Since the soft modes in ferroelectrics lead to electrical polarization, they are optically active and can be detected by means of optical spectroscopy in the spectra of dielectric permittivity (real and imaginary parts).

Spectroscopic studies of the soft modes provides with a very powerful tool for investigating the ferroelectric transitions.

 The behavior of the parameters of the soft mode is governed by three  laws:

[A]  static dielectric permittivity produced by the soft mode obeys the Curie-Weiss law

 ε(0) ~ (T - TC)^ -1

[B] the eigenfrequency omega(t) of the soft mode follows the Cochran behavior, 

ω(t) ~ (T - T0)^1/2

where T0 is the soft mode condensation temperature.

[C]the static dielectric constant and the soft mode frequency are connected via the Lyddane-Sachs-Teller[LST] relation: 

εinf/ε0(T)= ω  t^2(T)/ω  L^2

where εinf is the high frequency dielectric constant and ωL is the longitudinal frequency of the corresponding vibration.

Normally the phonons which are getting soft have frequencies below 100 - 200          cm^-1 well above the transition temperature.
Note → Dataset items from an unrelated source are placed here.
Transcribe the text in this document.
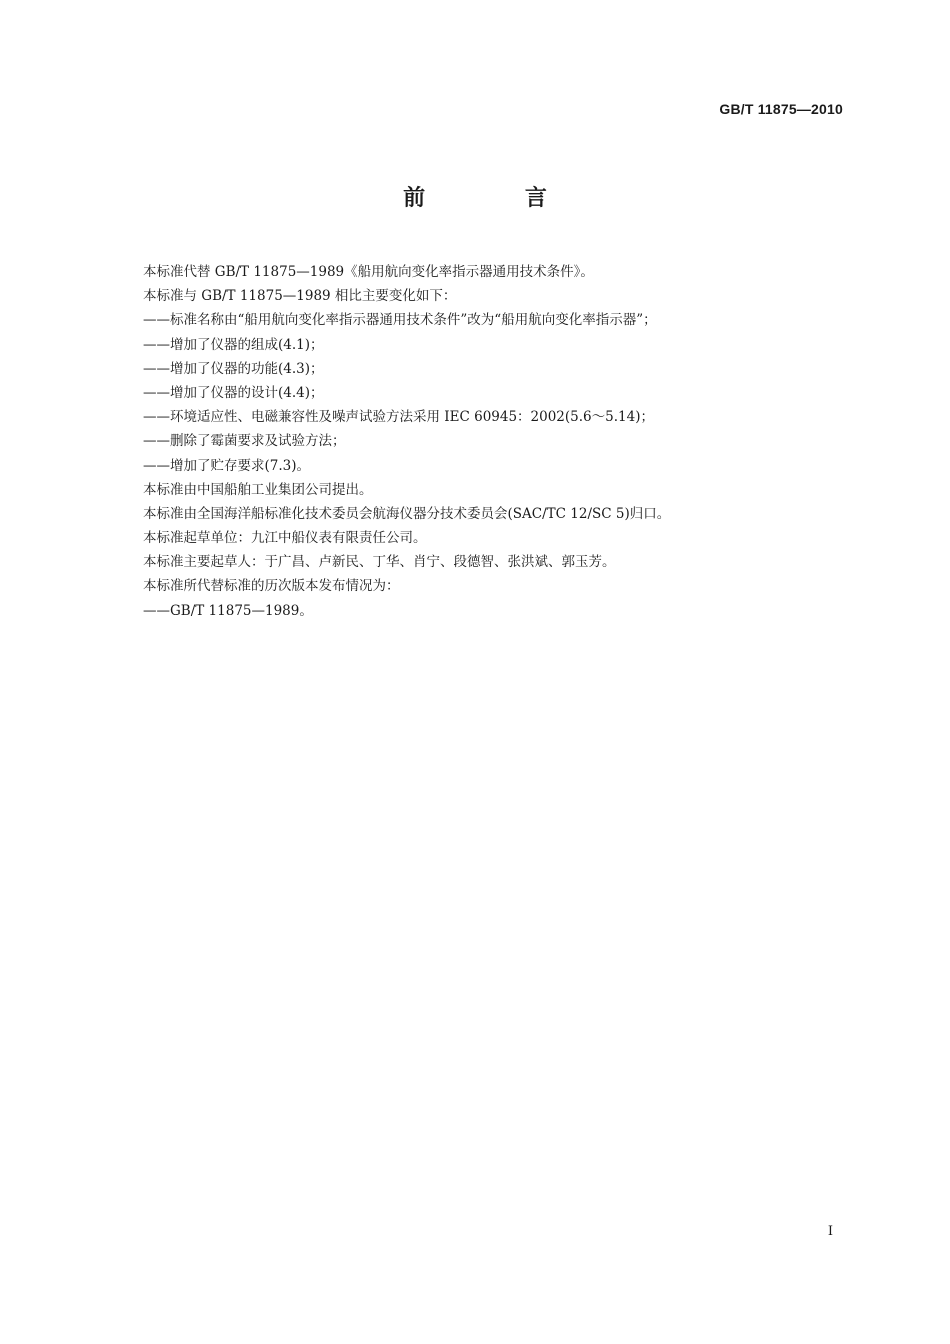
GB/T 11875—2010
前 言
本标准代替 GB/T 11875—1989《船用航向变化率指示器通用技术条件》。
本标准与 GB/T 11875—1989 相比主要变化如下：
——标准名称由“船用航向变化率指示器通用技术条件”改为“船用航向变化率指示器”；
——增加了仪器的组成(4.1)；
——增加了仪器的功能(4.3)；
——增加了仪器的设计(4.4)；
——环境适应性、电磁兼容性及噪声试验方法采用 IEC 60945：2002(5.6～5.14)；
——删除了霉菌要求及试验方法；
——增加了贮存要求(7.3)。
本标准由中国船舶工业集团公司提出。
本标准由全国海洋船标准化技术委员会航海仪器分技术委员会(SAC/TC 12/SC 5)归口。
本标准起草单位：九江中船仪表有限责任公司。
本标准主要起草人：于广昌、卢新民、丁华、肖宁、段德智、张洪斌、郭玉芳。
本标准所代替标准的历次版本发布情况为：
——GB/T 11875—1989。
I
When softening WHILE APPROACHING  the TC, these modes go to lower frequencies, finally leaving the range where the conventional infrared spectrometers  can operate and enter the submillimeter-millimeter wavelength domain.

Further to what Sehgal said, these soft phonon modes can also be detected at or near room temperature, i.e. below the Transition Temperature by Raman Spectra. Theoretically, thich could also be done by Multiple-Time-Scale-Analysis (PRB, 2010, Vol84) on a governing equation guiding polarization vs. electric field vectors. However, it is not known whether anybody even attempted to match the MTSA frequency with those found in Raman or IR expt.   
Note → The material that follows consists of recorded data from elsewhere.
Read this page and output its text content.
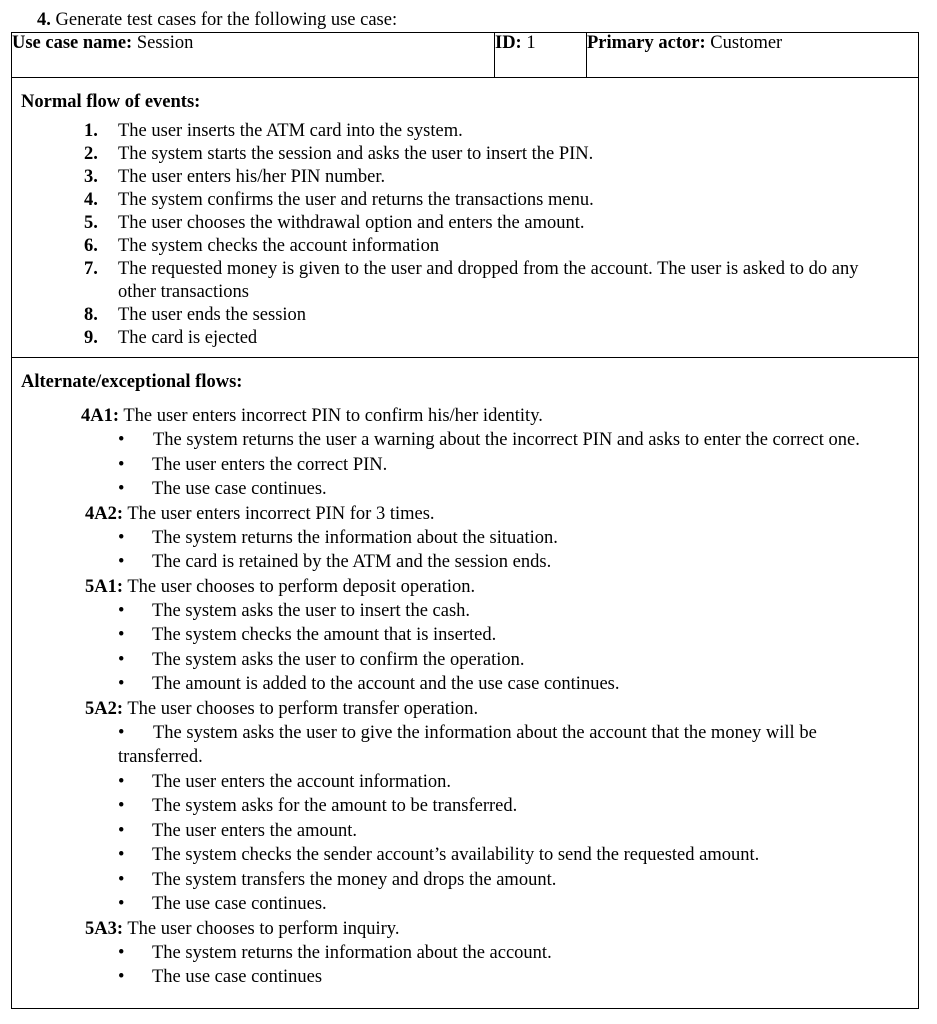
4. Generate test cases for the following use case:
Use case name: Session	ID: 1	Primary actor: Customer

Normal flow of events:
1.	The user inserts the ATM card into the system.
2.	The system starts the session and asks the user to insert the PIN.
3.	The user enters his/her PIN number.
4.	The system confirms the user and returns the transactions menu.
5.	The user chooses the withdrawal option and enters the amount.
6.	The system checks the account information
7.	The requested money is given to the user and dropped from the account. The user is asked to do any other transactions
8.	The user ends the session
9.	The card is ejected

Alternate/exceptional flows:
4A1: The user enters incorrect PIN to confirm his/her identity.
• The system returns the user a warning about the incorrect PIN and asks to enter the correct one.
• The user enters the correct PIN.
• The use case continues.
4A2: The user enters incorrect PIN for 3 times.
• The system returns the information about the situation.
• The card is retained by the ATM and the session ends.
5A1: The user chooses to perform deposit operation.
• The system asks the user to insert the cash.
• The system checks the amount that is inserted.
• The system asks the user to confirm the operation.
• The amount is added to the account and the use case continues.
5A2: The user chooses to perform transfer operation.
• The system asks the user to give the information about the account that the money will be transferred.
• The user enters the account information.
• The system asks for the amount to be transferred.
• The user enters the amount.
• The system checks the sender account’s availability to send the requested amount.
• The system transfers the money and drops the amount.
• The use case continues.
5A3: The user chooses to perform inquiry.
• The system returns the information about the account.
• The use case continues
thank you very much sir for your useful discussions prof.Manohar Sehgal and prof. A. K. Bandyopadhyay

Thanks a lot to: Hai-Yao Deng

Below transition temperature, say at room temperature, is it then possible to find out soft phonons at different modes from the dispersion relation, as done experimentally by Raman or ISRS.....
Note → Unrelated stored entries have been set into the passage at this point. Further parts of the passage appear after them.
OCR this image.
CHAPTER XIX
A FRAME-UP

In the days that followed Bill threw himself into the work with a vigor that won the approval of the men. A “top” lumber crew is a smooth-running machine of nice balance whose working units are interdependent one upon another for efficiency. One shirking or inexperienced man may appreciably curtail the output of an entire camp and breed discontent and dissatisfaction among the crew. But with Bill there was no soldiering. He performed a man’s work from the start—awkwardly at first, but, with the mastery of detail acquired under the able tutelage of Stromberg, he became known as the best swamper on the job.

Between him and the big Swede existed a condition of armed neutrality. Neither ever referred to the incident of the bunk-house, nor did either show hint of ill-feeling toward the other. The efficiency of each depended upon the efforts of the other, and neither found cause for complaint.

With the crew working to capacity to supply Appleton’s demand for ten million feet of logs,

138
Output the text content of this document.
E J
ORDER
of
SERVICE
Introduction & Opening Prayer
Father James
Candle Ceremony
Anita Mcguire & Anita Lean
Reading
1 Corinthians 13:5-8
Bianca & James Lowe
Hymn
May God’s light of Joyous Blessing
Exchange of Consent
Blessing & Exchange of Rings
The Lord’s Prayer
The soft phonon concept in ferroelectrics and many different examples of soft modes which frequency near Tc drops below the limits of optical spectroscopies are discussed  in the book by J. Grigas "Microwave Dielectric Spectroscppy of Ferroelectrics and Related Materials (Gordon and Breach Publishers, USA).

Soft mode at the vicinity of transition temperature shows dielectric crystal behaviour a an incipient ferroelectric crystal. Whispering Gallery mode q-factor reveals double potential well loss below transition temperature

The complete phonon softening can be detected by inelastic neutron scattering. The question is that while there exists incomplete phonon softening or localized phonon softening, how could we detect it? I am considering whether the intrinsic phonon softening theory is established.

 Q-factor of WG modes in the crystal quantifies the inherent dissipation of mode energy, and reveals different metastable states . The transition in to ferroelectric phase can be observed in terms of Q-factor saturation ∂Q/∂T=0 based on Ginzburg-Landau theory with characteristic spontenious polarization P_s=0.